Reformers From Within?

Sunday, May 17, 2009
The Financial Times' review of The Rise and Fall of Communism by Archie Brown, one of Britain's foremost experts on communism for the past 40 years, raises some interesting questions about the need for a combination of both reformers from within a regime and a civil society movement for the system's collapse.  If such an argument holds true, only time will tell who the Cuban regime's reformers will be, as the Cuban civil society steadily grows.  One thing is for sure, history has proven it is not Fidel or Raul Castro.   
 
From the FT's review:
 
Although Brown covers the communist experience in China, south-east Asia and Cuba, he is at his most fluent and convincing when he analyses the Soviet Union and eastern Europe between 1945 and 1989. He contends that, no matter how economically inefficient and politically unpopular the Soviet and eastern European regimes were, it required reformers from within – above all, Mikhail Gorbachev – to make the moves that would prompt the system's collapse.

"There is no automatic link between economic failure and collapse of a communist regime if all the resources of an oppressive state are brought to bear to keep its rulers in office," Brown writes.
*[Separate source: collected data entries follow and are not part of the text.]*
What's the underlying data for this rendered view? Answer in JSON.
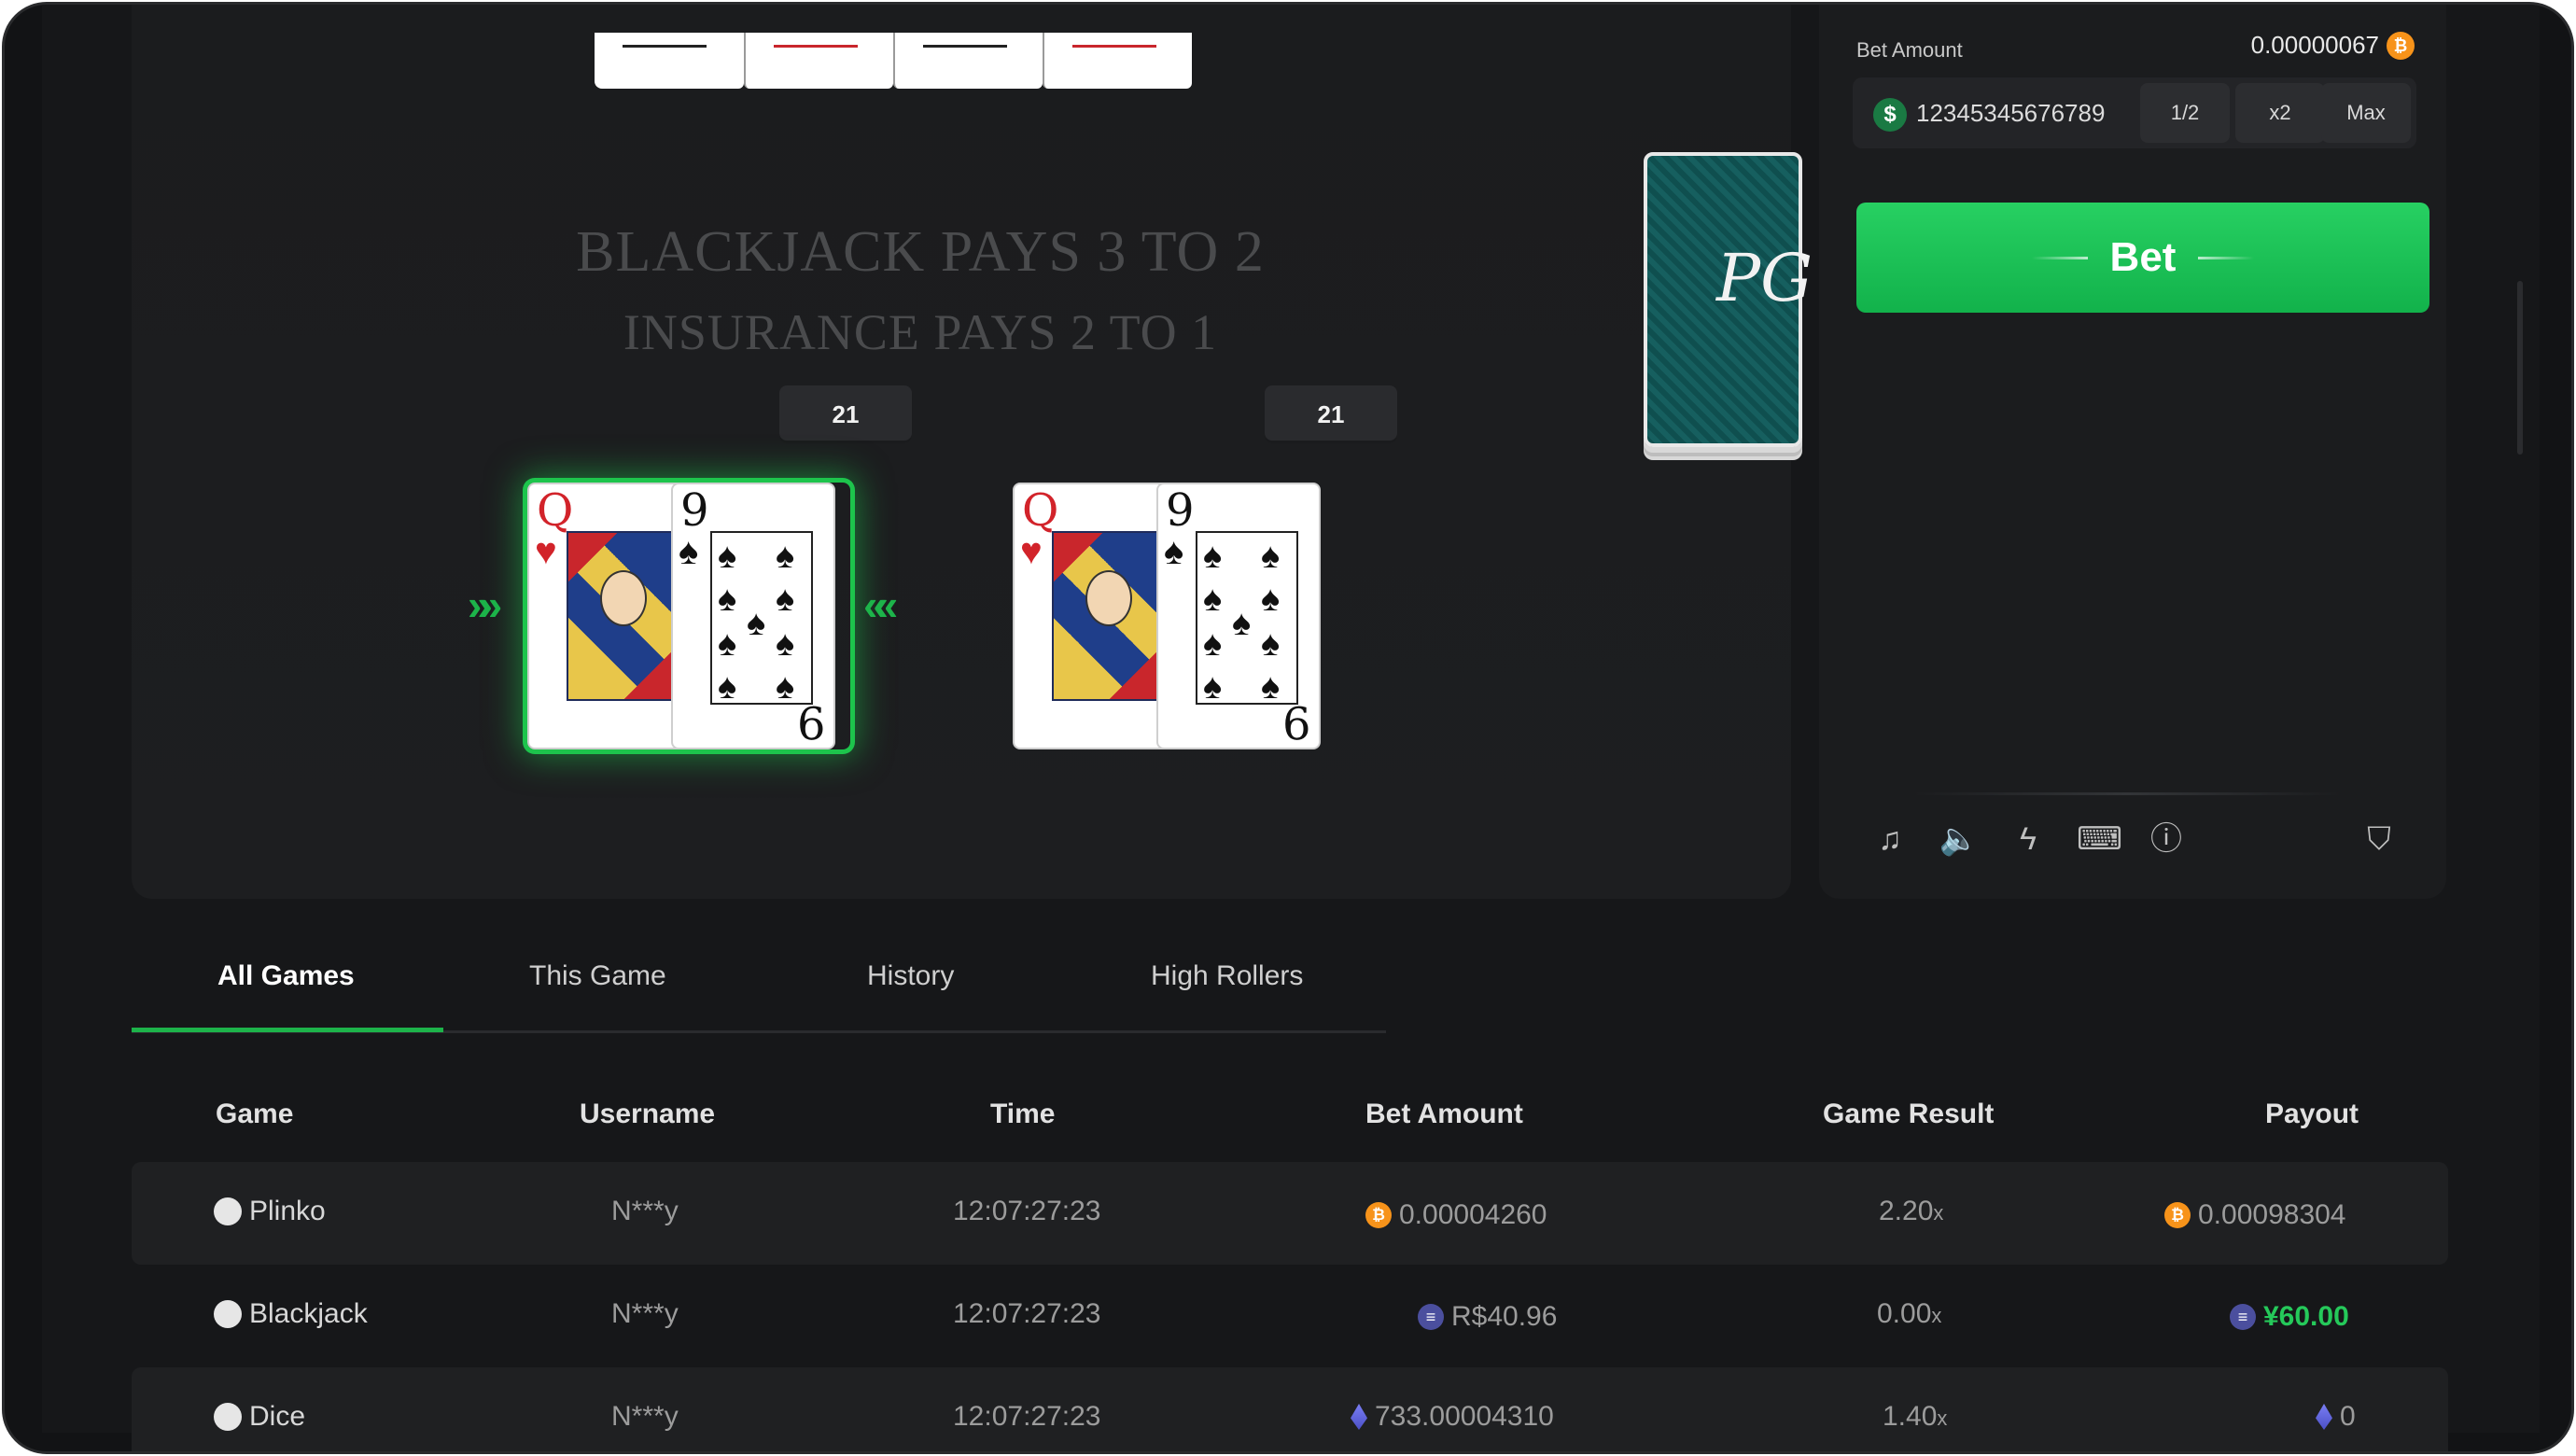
{
  "board": {
    "pays_line1": "BLACKJACK PAYS 3 TO 2",
    "pays_line2": "INSURANCE PAYS 2 TO 1",
    "hands": [
      {
        "score": "21",
        "cards": [
          {
            "rank": "Q",
            "suit": "♥"
          },
          {
            "rank": "9",
            "suit": "♠"
          }
        ]
      },
      {
        "score": "21",
        "cards": [
          {
            "rank": "Q",
            "suit": "♥"
          },
          {
            "rank": "9",
            "suit": "♠"
          }
        ]
      }
    ],
    "deck_logo": "PG"
  },
  "panel": {
    "bet_amount_label": "Bet Amount",
    "bet_amount_value": "0.00000067",
    "amount_input_value": "12345345676789",
    "half_label": "1/2",
    "double_label": "x2",
    "max_label": "Max",
    "bet_button_label": "Bet",
    "tools": [
      "music-off-icon",
      "sound-icon",
      "lightning-icon",
      "keyboard-icon",
      "info-icon",
      "shield-check-icon"
    ]
  },
  "tabs": [
    {
      "label": "All Games",
      "active": true
    },
    {
      "label": "This Game",
      "active": false
    },
    {
      "label": "History",
      "active": false
    },
    {
      "label": "High Rollers",
      "active": false
    }
  ],
  "table": {
    "headers": [
      "Game",
      "Username",
      "Time",
      "Bet Amount",
      "Game Result",
      "Payout"
    ],
    "rows": [
      {
        "game": "Plinko",
        "username": "N***y",
        "time": "12:07:27:23",
        "bet_currency": "btc",
        "bet": "0.00004260",
        "result": "2.20",
        "result_suffix": "x",
        "payout_currency": "btc",
        "payout": "0.00098304",
        "payout_win": false
      },
      {
        "game": "Blackjack",
        "username": "N***y",
        "time": "12:07:27:23",
        "bet_currency": "real",
        "bet": "R$40.96",
        "result": "0.00",
        "result_suffix": "x",
        "payout_currency": "real",
        "payout": "¥60.00",
        "payout_win": true
      },
      {
        "game": "Dice",
        "username": "N***y",
        "time": "12:07:27:23",
        "bet_currency": "eth",
        "bet": "733.00004310",
        "result": "1.40",
        "result_suffix": "x",
        "payout_currency": "eth",
        "payout": "0",
        "payout_win": false
      }
    ]
  },
  "colors": {
    "accent": "#1db34a",
    "background": "#121315",
    "bitcoin": "#f7931a"
  }
}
The tight grip on power held in North Korea by Kim Jong-il and, before him, by his father Kim Il-sung support Brown's argument.

Even Poland's Solidarity free trade union, a mass anti-communist movement if ever there was one, stood no chance in December 1981 when the Polish communist party and armed forces imposed martial law. Brown's chapter on the Prague spring, meanwhile, shows how easy it was for the Soviet Union to crush a reform movement whose origins lay largely in the ruling party itself.